サリーは熊です。

熊なので人語は話せません。

でも金星人語は話せます。

ある日のことです。(ある日というのはサリーのおじいさんが死んだ次の日でした)

サリーが獲物(サリーはパンダやウサギ、人間などをよく食べました)を探して森を彷徨っていると

人間の女の子が歩いているのを見つけました。サリーが物陰から様子をうかがうと、女の子が小さな足で

あっちへいったりこっちへいったり、どうやら迷子らしいです。サリーは思いました。

「自分ならすぐに道を案内することができる。でも、熊が出て来たら彼女は怖がってしまうだろう。」

そこでサリーはすばらしい作戦を思いつきました。その作戦を誰かに自慢したくて、友達のエリーへ会いに行きました。

サリーがエリーのところですばらしい作戦を説明している間に人間の女の子は崖から落ちて死にました。

カラスが女の子の身体を食べて通りかかったエリーがその骨をネックレスにしました。

女の子が落ちた場所からは小さな白い花が咲きましたが通りかかったエリーが踏み撫して冬には枯れました。

森の動物達は冬になるとみんな冬眠します。だけどサリーは雪が降り積もった森の中でも獲物を探して彷徨っていました。
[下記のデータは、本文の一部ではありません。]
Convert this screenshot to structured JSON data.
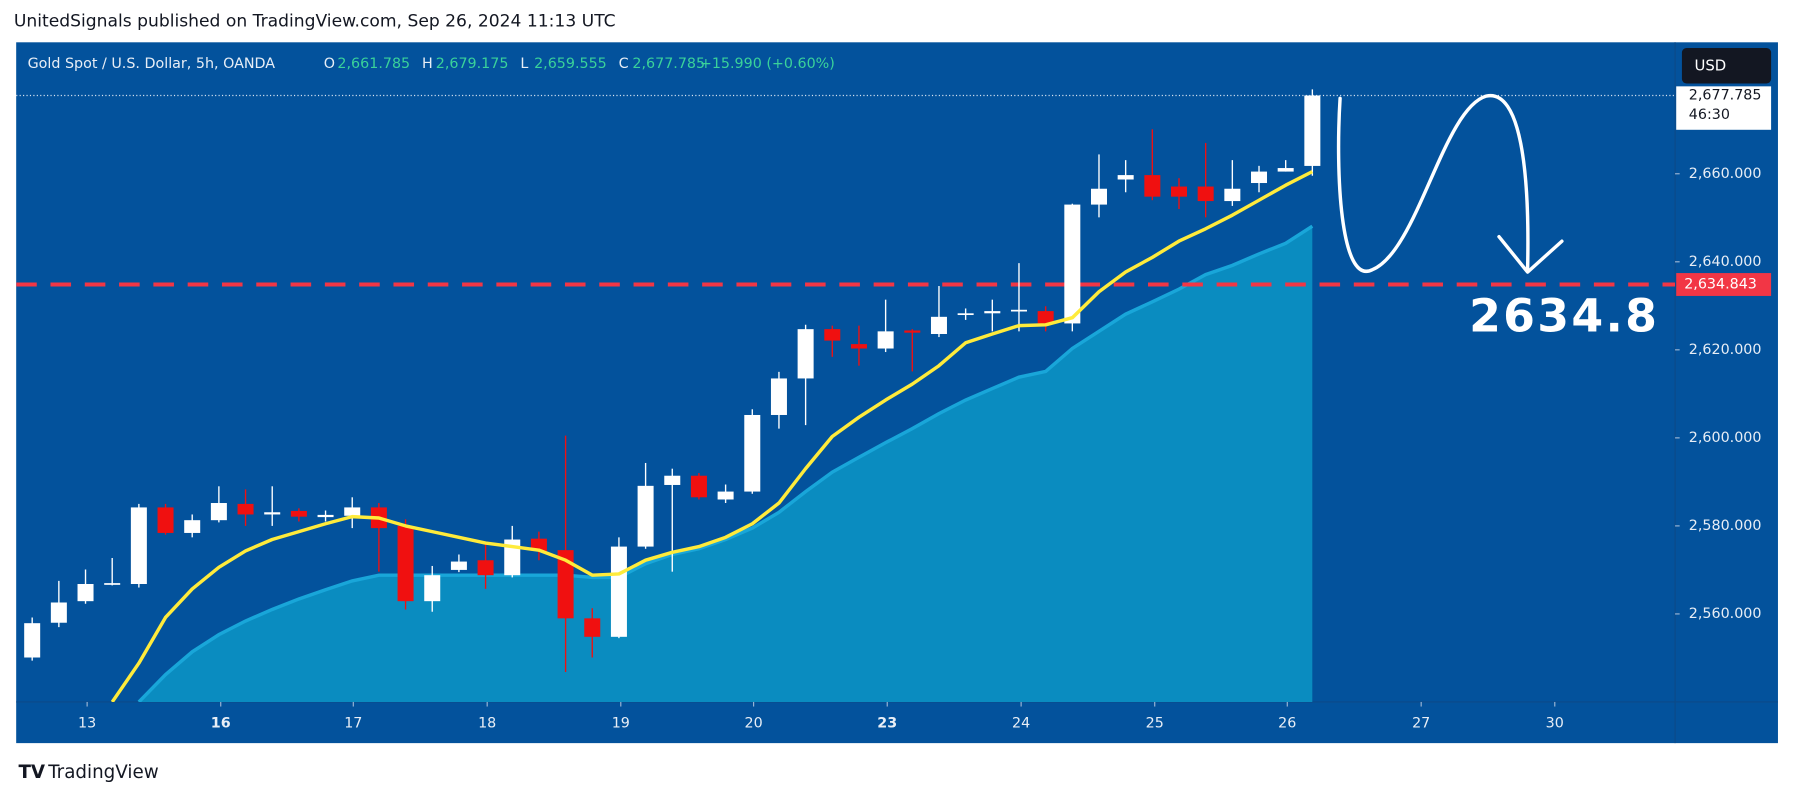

あなぐらに入らない熊はサリーのほかにもいました。ジュリーです。

サリーが白銀の城の中でじっと獲物を待っていると、ウサギはウサギ畑から採れると思っているジュリーが走ってきました。

口にはウサギをくわえています。

「やあサリー。もう冬だから、君もそろそろ眠ったら」

ジュリーが人間の言葉で言いました。サリーには何をいっているのかわかりませんでしたが、

ジュリーが落としたウサギを拾い直すのを見てから「あと一時間たったらそうするよ」と、金星人語でいいました。
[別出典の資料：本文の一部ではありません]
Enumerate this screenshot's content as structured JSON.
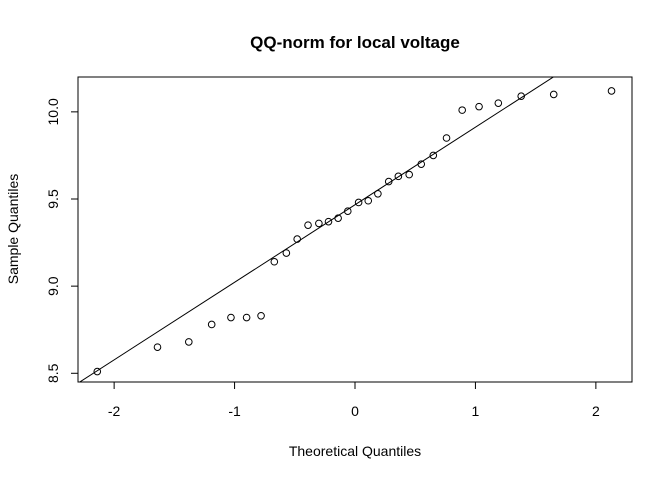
{
  "chart_data": {
    "type": "scatter",
    "title": "QQ-norm for local voltage",
    "xlabel": "Theoretical Quantiles",
    "ylabel": "Sample Quantiles",
    "xlim": [
      -2.3,
      2.3
    ],
    "ylim": [
      8.45,
      10.2
    ],
    "x_ticks": [
      -2,
      -1,
      0,
      1,
      2
    ],
    "x_tick_labels": [
      "-2",
      "-1",
      "0",
      "1",
      "2"
    ],
    "y_ticks": [
      8.5,
      9.0,
      9.5,
      10.0
    ],
    "y_tick_labels": [
      "8.5",
      "9.0",
      "9.5",
      "10.0"
    ],
    "grid": false,
    "legend": "none",
    "marker": "open-circle",
    "series": [
      {
        "x": [
          -2.14,
          -1.64,
          -1.38,
          -1.19,
          -1.03,
          -0.9,
          -0.78,
          -0.67,
          -0.57,
          -0.48,
          -0.39,
          -0.3,
          -0.22,
          -0.14,
          -0.06,
          0.03,
          0.11,
          0.19,
          0.28,
          0.36,
          0.45,
          0.55,
          0.65,
          0.76,
          0.89,
          1.03,
          1.19,
          1.38,
          1.65,
          2.13
        ],
        "y": [
          8.51,
          8.65,
          8.68,
          8.78,
          8.82,
          8.82,
          8.83,
          9.14,
          9.19,
          9.27,
          9.35,
          9.36,
          9.37,
          9.39,
          9.43,
          9.48,
          9.49,
          9.53,
          9.6,
          9.63,
          9.64,
          9.7,
          9.75,
          9.85,
          10.01,
          10.03,
          10.05,
          10.09,
          10.1,
          10.12
        ]
      }
    ],
    "reference_line": {
      "intercept": 9.467,
      "slope": 0.445
    }
  }
}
「僕も眠ることにする」ジュリーはそういって、また落ちたウサギをくわえてからあなぐらへ走っていきました。

サリーは一時間待ちました。一時間経っても獲物はこなかったので、サリーは寒さと空腹で死んでしまいました。

「それで何がいいたいんだい」トムがいいました。トムは手提げ鞄の中にたくさんのりんごを持っていました。

またポケットの中にたくさんのお金を持っていました。でもそれをサリーにあげる余裕なんてまったくなかったのでした。

トムは立ち上がり、サリーは新しい例えを模索しました。